Compact Hausdorff space is metrizable if there countable separating continuous functions

Question

Proposition: Let $X$ be a compact Hausdorff space. Suppose there are countable real valued continuous functions $\{f_n\}_{n \in \mathbb{Z}_+}$ separating $X$ i.e. for all $x, y \in X$ with $x \neq y$, $\exists k:=k(x,y) \in \mathbb{Z}_+$, $f_k(x)\neq f_k(y)$. Let $$ d(x,y):=\sum_{n=1}^\infty \frac{\min\{|f_n(x)-f_n(y)|, 1\}}{2^n} $$ Then $X$ is metrizable by $d$.

I want to prove that, for all open set $U$ and $x \in U$, there exists $B(x;r)$ s.t. $B(x;r)\subset U$ and for all $B(x;r)$, there exists an open set $U$ s.t. $U\subset B(x;r)$. Here, $B(x;r):=\{y\in X| d(x,y)<r\}$. I know $B(x;r)\supset \bigcap_{n \in \mathbb{Z}_+} \{y \in X |f_n(x)-f_n(y)|<r\}$, but right term is not open.

How to prove this proposition?

Answer 1

I'll denote $\Bbb Z^+$ by $\omega$.

$\mathbb{R}^{\omega}$ (in the product topology) is metrisable by the metric $$D((x_n), (y_n))=\sum_{n \in \omega} \frac{\min(|x_n-y_n|, 1)}{2^n}$$ as is well-known, e.g. see my answer here.

Then from the $f_n$ we define $F: X \to \mathbb{R}^\omega$ by $F(x)=(f_n(x))_{n \in \omega}$ and note that $F$ is continuous as $\pi_n \circ F = f_n$ is continuous for all $n$ and where $\pi_n$ is the projection onto the $n$-th coordinate. This follows from the characterisation of the product topology as the smallest topology that makes all pprojections continuous, and is a standard fact proved in many text books.

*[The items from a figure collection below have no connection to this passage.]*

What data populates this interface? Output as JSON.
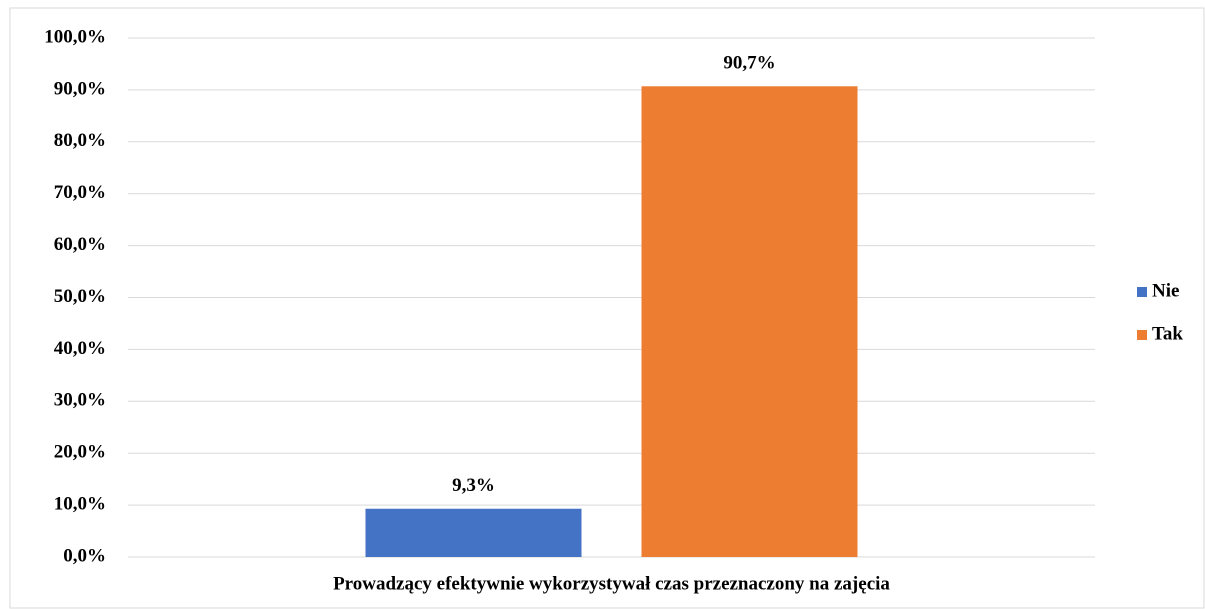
{
  "chart_data": {
    "type": "bar",
    "categories": [
      "Prowadzący efektywnie wykorzystywał czas przeznaczony na zajęcia"
    ],
    "series": [
      {
        "name": "Nie",
        "color": "#4472c4",
        "values": [
          9.3
        ],
        "value_labels": [
          "9,3%"
        ]
      },
      {
        "name": "Tak",
        "color": "#ed7d31",
        "values": [
          90.7
        ],
        "value_labels": [
          "90,7%"
        ]
      }
    ],
    "ylim": [
      0,
      100
    ],
    "yticks": [
      {
        "value": 0,
        "label": "0,0%"
      },
      {
        "value": 10,
        "label": "10,0%"
      },
      {
        "value": 20,
        "label": "20,0%"
      },
      {
        "value": 30,
        "label": "30,0%"
      },
      {
        "value": 40,
        "label": "40,0%"
      },
      {
        "value": 50,
        "label": "50,0%"
      },
      {
        "value": 60,
        "label": "60,0%"
      },
      {
        "value": 70,
        "label": "70,0%"
      },
      {
        "value": 80,
        "label": "80,0%"
      },
      {
        "value": 90,
        "label": "90,0%"
      },
      {
        "value": 100,
        "label": "100,0%"
      }
    ],
    "grid": true,
    "legend": "right"
  }
}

The fact that the $f_n$ separate points means exactly that $F$ is injective (1-1).

So $F: X \to F[X]$ is a continuous bijection between a compact space and a Hausdorff space (metric implies Hausdorff) and so $X$ is homeomorphic to $F[X]$ and the pulled-back metric of $F[X]\subseteq (\mathbb{R}^\omega, D)$ to $X$ is exactly $d(x,y)=D(F(x), F(y))$ and as $D$ is a metric for $F[X]$ and $F$ is a homeomorphism, $d$ (i.e. your metric on $X$) is a metric for $X$, as required.

E.g. $B_d(x,r) = F^{-1}[B_D(F(x),r)]$ so $d$-open balls are open and inverse images of a base under a homeomorphism form a base etc.

Answer 2

Here's another proof, for fun.

Fix $x\in X$. The function $d_x(y)=d(x,y)$ is continuous as the partial sums $$\sum_{n=1}^N\frac{\min\{|f_n(x)-f_n(y)|, 1\}}{2^n}$$ converge uniformly to $d_x(y)$ and are each continuous. It follows that $\epsilon$-balls $B_\epsilon(x):=\{y\in X: d(x,y)<\epsilon \} $ are open, so all that remains to be shown is that each neighborhood $U$ of $x$ contains some $\epsilon$-ball about $x$. Suppose not, in which case $d_x(U^c)$ would contain some sequence $\alpha_n\to 0$. Consider then some sequence $\{x_n\}\subset U^c$ with $d_x(x_n)=\alpha_n$, and, noting $X$ is compact, reduce to a convergent subsequence with $x_n\to y$. Then, $d_x(y)=\lim_n d_x(x_n)=0$ so $x=y$ as $d$ is a metric. This implies $x_n$ is eventually in every neighborhood of $x$; in particular, eventually in $U$, a contradiction.